Operators are continuous on weighted Gelfand-Shilov spaces.

Under decay conditions, operators exhibit compactness between weighted spaces.

Numerical example confirms theoretical decay predictions.

Abstract

We introduce a new class of SG pseudo-differential operators associated with the Hankel transform on a family of weighted Gelfand--Shilov type spaces of radial functions. First, we recall basic properties of the Hankel transform of order $\nu>-1/2$ and define a convenient Gelfand--Shilov type space $W_{\alpha,\beta}$ which is invariant under the Hankel transform and stable under differentiation and multiplication by powers of the radial variable.
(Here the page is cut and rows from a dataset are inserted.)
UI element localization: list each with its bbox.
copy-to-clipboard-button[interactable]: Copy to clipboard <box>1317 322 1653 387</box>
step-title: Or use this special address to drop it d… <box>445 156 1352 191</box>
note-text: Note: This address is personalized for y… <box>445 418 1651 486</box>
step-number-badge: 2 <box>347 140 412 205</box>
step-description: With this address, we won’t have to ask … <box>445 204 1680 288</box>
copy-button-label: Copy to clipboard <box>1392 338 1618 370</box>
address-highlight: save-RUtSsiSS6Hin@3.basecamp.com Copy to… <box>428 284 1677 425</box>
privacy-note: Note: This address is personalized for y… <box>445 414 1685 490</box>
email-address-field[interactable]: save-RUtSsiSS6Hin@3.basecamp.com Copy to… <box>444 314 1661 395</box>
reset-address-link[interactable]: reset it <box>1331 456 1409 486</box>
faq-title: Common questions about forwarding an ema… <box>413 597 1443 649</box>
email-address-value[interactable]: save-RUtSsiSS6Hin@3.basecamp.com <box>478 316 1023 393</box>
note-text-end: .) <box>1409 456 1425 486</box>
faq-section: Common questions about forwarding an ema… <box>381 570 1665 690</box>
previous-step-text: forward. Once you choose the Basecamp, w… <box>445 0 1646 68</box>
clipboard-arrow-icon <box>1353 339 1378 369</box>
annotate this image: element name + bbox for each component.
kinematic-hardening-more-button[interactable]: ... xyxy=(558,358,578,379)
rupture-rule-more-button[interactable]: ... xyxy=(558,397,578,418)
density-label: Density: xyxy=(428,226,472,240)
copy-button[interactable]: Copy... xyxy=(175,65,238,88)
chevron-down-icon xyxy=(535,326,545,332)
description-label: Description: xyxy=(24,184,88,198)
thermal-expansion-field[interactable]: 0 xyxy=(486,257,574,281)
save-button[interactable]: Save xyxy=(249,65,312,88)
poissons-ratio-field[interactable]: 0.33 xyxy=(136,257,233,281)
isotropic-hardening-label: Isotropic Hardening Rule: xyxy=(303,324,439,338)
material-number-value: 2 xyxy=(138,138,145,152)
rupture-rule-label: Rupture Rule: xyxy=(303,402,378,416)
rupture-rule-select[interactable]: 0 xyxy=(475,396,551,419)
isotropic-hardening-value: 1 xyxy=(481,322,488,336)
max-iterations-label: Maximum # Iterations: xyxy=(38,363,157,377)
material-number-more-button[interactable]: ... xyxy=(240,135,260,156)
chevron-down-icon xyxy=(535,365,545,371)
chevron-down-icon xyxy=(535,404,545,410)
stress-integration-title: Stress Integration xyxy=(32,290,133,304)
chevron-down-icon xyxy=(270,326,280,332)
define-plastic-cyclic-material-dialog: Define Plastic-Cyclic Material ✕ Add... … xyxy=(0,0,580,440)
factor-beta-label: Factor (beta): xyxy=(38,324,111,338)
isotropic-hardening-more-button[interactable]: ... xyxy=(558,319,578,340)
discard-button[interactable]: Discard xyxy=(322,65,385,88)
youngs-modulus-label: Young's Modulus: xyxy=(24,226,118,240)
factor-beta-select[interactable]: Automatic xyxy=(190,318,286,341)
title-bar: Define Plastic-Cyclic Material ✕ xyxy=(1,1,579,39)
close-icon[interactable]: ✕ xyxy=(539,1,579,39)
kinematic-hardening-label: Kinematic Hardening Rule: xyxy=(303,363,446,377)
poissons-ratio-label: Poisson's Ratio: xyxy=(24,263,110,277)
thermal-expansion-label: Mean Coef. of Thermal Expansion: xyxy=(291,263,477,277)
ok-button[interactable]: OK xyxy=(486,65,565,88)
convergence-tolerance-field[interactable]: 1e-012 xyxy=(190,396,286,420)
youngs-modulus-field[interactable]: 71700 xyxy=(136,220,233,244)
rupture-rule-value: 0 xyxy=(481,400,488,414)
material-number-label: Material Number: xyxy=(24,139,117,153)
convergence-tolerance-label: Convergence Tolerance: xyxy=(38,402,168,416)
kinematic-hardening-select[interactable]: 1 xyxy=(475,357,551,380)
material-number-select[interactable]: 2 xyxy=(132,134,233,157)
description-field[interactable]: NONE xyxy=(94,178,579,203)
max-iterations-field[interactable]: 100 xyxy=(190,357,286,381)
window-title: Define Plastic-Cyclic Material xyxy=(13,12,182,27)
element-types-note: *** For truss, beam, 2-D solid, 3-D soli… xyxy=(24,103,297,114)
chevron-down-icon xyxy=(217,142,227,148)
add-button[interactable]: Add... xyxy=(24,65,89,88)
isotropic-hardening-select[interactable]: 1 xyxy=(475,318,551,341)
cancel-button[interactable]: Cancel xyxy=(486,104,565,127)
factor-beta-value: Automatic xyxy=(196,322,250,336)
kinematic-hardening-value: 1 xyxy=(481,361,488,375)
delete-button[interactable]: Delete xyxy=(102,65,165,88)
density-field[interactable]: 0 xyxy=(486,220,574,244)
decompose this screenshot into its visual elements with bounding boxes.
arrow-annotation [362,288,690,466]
Then we define the SG--Hankel symbol class $S^{m_1,m_2}_H$ and the corresponding pseudo-differential operator \[ (T_\sigma f)(x)=\int_0^\infty \sigma(x,\lambda)J_\nu(x\lambda)\widehat f_H(\lambda)\,\lambda\,d\lambda. \] We prove that $T_\sigma$ is continuous on $W_{\alpha,\beta}$, and under additional decay assumptions on the symbol, we obtain compactness results between different weighted spaces. Minimal and maximal realisations of $T_\sigma$ in $L^2((0,\infty),x\, dx)$ are studied in detail, and a weak solvability result for the SG--Hankel pseudo-differential equation $T_\sigma f=g$ is derived. Finally, we present a numerical example for a simple SG symbol and a Gaussian input, illustrating the spatial decay predicted by the theory.